This Neural Network consists of 3 convolutional layers each outputting 12 channels. The first layer uses a kernel of size 7x7, the second uses a kernel of size 5x5, and the last one uses a kernel of size 3x3. Each convolutional layer is followed by a Relu function, which is then followed by a Maxpool with kernel size 2x2. The final maxpool is followed by a fully connected layer with 28 out features. The relu function is applied once more before a final fully connected layer that outputs 2 features, which should correspond to the x and y coordinate of the nose.
To train, I used a learning rate of 0.0005 with an Adam optimizer, and a MSE loss function. I trained on a batch size of 4 for 25 epochs.
This neural network consists of 6 convolutional layers with a 3x3 kernel. The first 3 convolutional layers have 16 output channels, while the last 3 have 32 output channels. Each convolution is followed by applying a Relu. Every 2 convolutions, a max pool with kernel size 2x2 is also applied. There are also 2 fully connected layers. The first has 1024 output features followed by a Relu, while the second has 116 output features for the x and y coordinate of each of the 58 landmarks.
To train, I used a learning rate of 0.0001 with an Adam optimizer, and a MSE loss function. I trained on a batch size of 4 for 30 epochs.

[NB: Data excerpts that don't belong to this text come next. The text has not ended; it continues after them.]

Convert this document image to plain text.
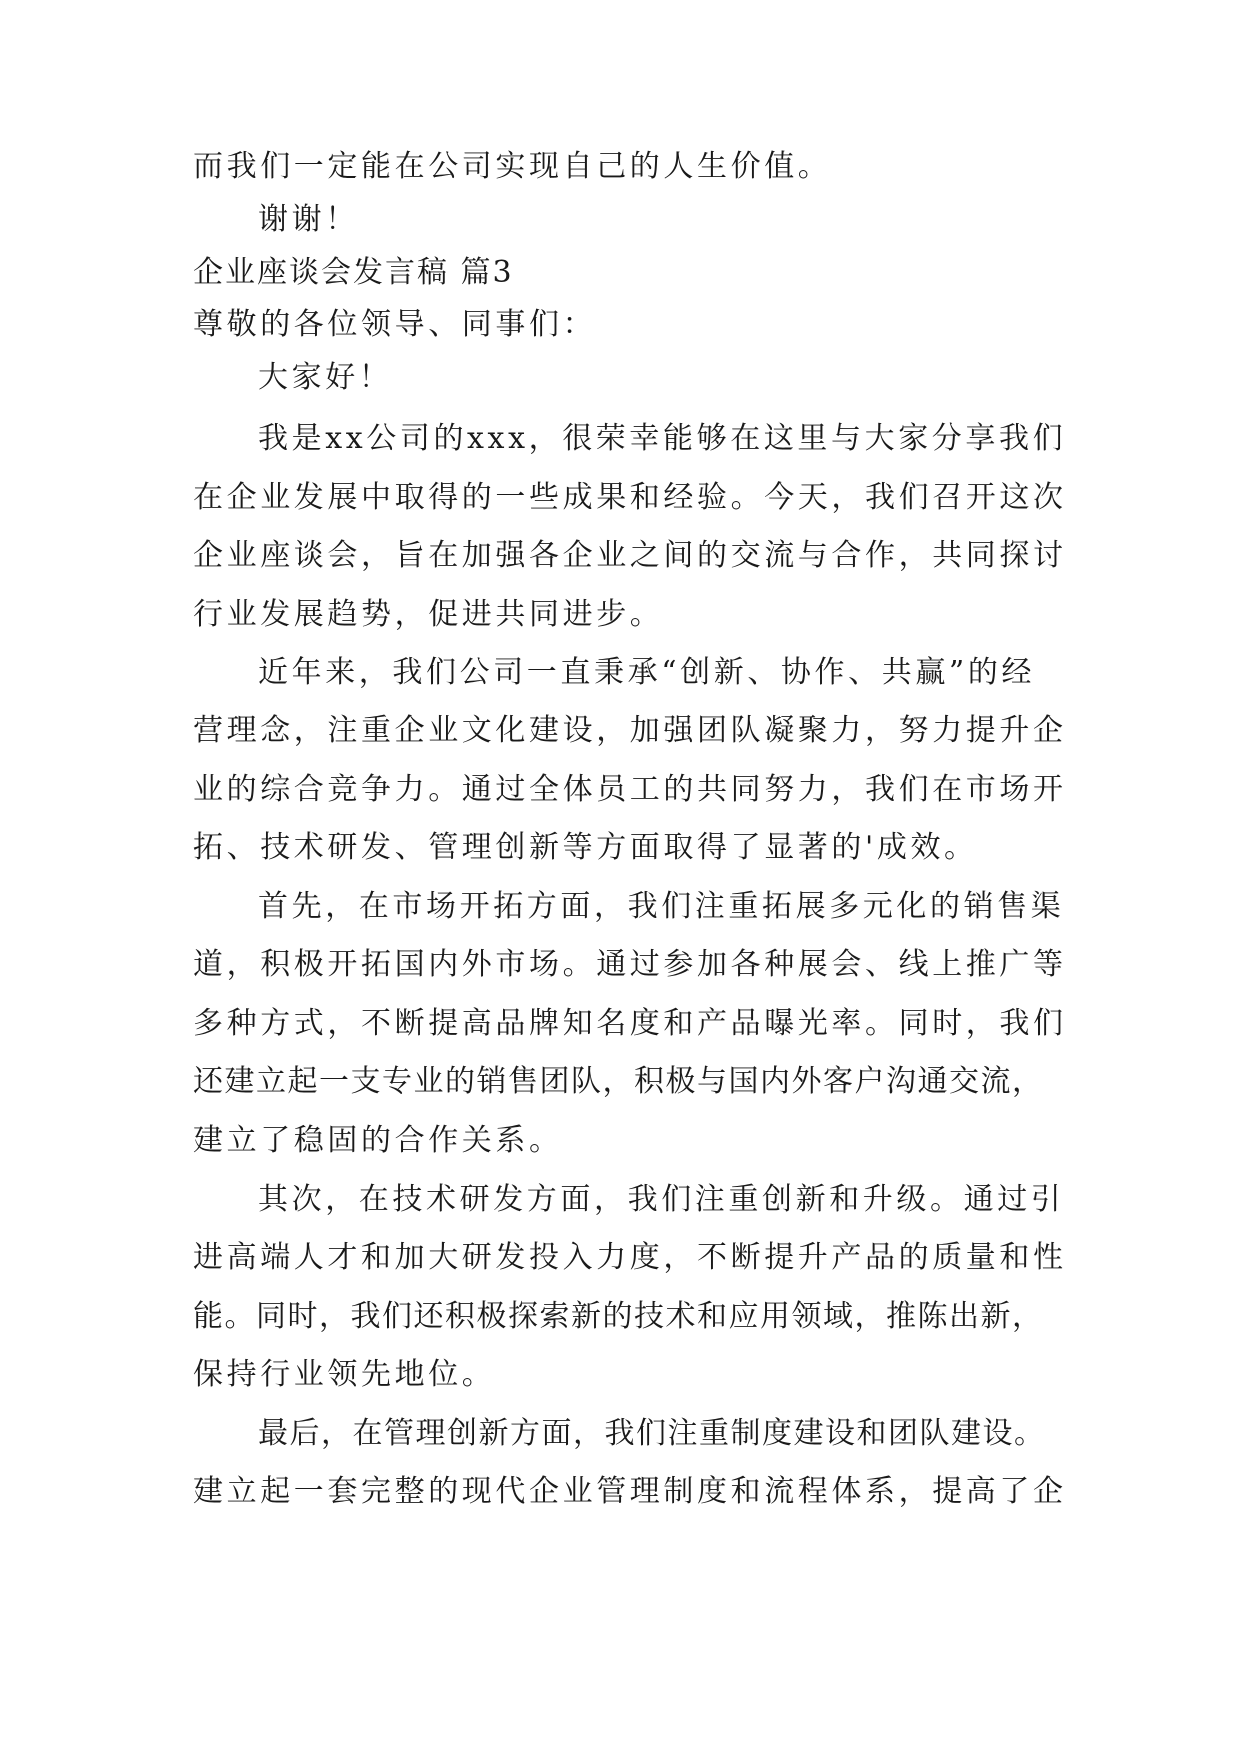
而我们一定能在公司实现自己的人生价值。
谢谢！
企业座谈会发言稿 篇3
尊敬的各位领导、同事们：
大家好！
我是xx公司的xxx，很荣幸能够在这里与大家分享我们
在企业发展中取得的一些成果和经验。今天，我们召开这次
企业座谈会，旨在加强各企业之间的交流与合作，共同探讨
行业发展趋势，促进共同进步。
近年来，我们公司一直秉承“创新、协作、共赢”的经
营理念，注重企业文化建设，加强团队凝聚力，努力提升企
业的综合竞争力。通过全体员工的共同努力，我们在市场开
拓、技术研发、管理创新等方面取得了显著的'成效。
首先，在市场开拓方面，我们注重拓展多元化的销售渠
道，积极开拓国内外市场。通过参加各种展会、线上推广等
多种方式，不断提高品牌知名度和产品曝光率。同时，我们
还建立起一支专业的销售团队，积极与国内外客户沟通交流，
建立了稳固的合作关系。
其次，在技术研发方面，我们注重创新和升级。通过引
进高端人才和加大研发投入力度，不断提升产品的质量和性
能。同时，我们还积极探索新的技术和应用领域，推陈出新，
保持行业领先地位。
最后，在管理创新方面，我们注重制度建设和团队建设。
建立起一套完整的现代企业管理制度和流程体系，提高了企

For this network, I decided to finetune a pretrained model (Resnet50). I modified the output layer to have 136 output features to represent the 68 possible land marks, and froze all of the convolutional layers except for the last one.
To train, I used a learning rate of 0.0005 with an Adam optimizer, and a MSE loss function. I trained on a batch size of 16 for 10 epochs
Multiple data augmentation techniques were used in the 2nd and 3rd task. Images were shifted randomly horizontally and vertically up to 10 pixels. They were also rotated a random amount up to 15 degrees. Vertical and Horizontal flip transformations were implemented, but due to poor performance they were not used in the end result. ColorJitter was also implemented but not used due to lack of a significant accuracy increase.
Since this was a simpler task, a fairly small neural network was used without data augmentation. It performs decently, but because the nose keypoint is located just under the nose, it has some issues guessing the nose when person is not facing the camera.
With a more complex task, this network was made to be a bit larger. When implementing online data augmentation, I believe that vertical flips had some issues with obtaining good validation accuracy. When that transformation was applied, it tended to guess most points to be around the eyes rather than correctly placing landmarks around the face. I think this was due to the network not learning the features well and preferring to output an average of the training set. While training, I attempted to lower the batch size, so that the network could generalize better. Without applying this transformation, better results were seen, though it still had issues when the person was not facing the camera.
Training this network was difficult because of how long it took to train. I attempted to lower the learning rate and decrease the batch size for better performance. Other data augmentation techniques were also applied except for flips. Flips caused the output to be completely off, so they were ignored.